While flipping through records at La Ciruela Electrica, a tiny Tijuana record shop named after 60s psych band the Electric Prunes, Guy, Miriam, and their sons Adam, 21, and Gael, 13, tell me that, for them, being mod isn't a fad; it's their entire way of life.

"A lot of people get married and they change. I don't know why, but, you know, that's their thing," says Guy, who, along with Miriam, has been throwing 60s dance parties in Tijuana every month for the last six years. "We didn't change, because being mod is what we really like. When you do something you like, you do it for the rest of your life."

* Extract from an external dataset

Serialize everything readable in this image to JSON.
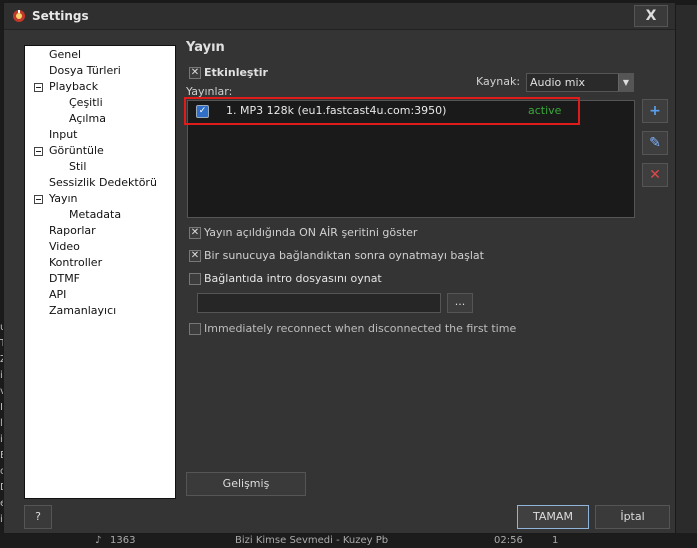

"That's when it becomes a lifestyle. You start looking for the clothes and the records and it just becomes who you are," adds Miriam. "I don't know what's ever going to stop us from being mod or partying. Death? Other than that, I don't see us stopping. Now there's this younger generation who can say this was always their lifestyle. They can say, 'I was born mod.' If they want to change later, that's their choice."

Adam and Gael don't seem to be in a rush to give up their mod heritage, though. Even though he's teased at school, Gael doesn't have an urge to dress like his schoolmates. "They dress kind of ugly," he says, refusing to take off his vintage shades because, as he says, they make him look " perrón," or "badass."

While the Tijuana mod scene might be tiny, social media has allowed its members to connect with those with shared interests in other parts of Mexico and the US. The scenes in Mexico City, Monterrey, Puebla and Nuevo Leon are all going strong, and mods from Los Angeles have ridden down Tijuana to DJ at some of the 60s parties in town. They've created a network of torchbearers for the British subculture, spanning a range of nationalities, ages and sexes.

"That's one of the advantages of the mod movement," laughs Guy. "Whether you're 20 or 40, you look good when you're a mod."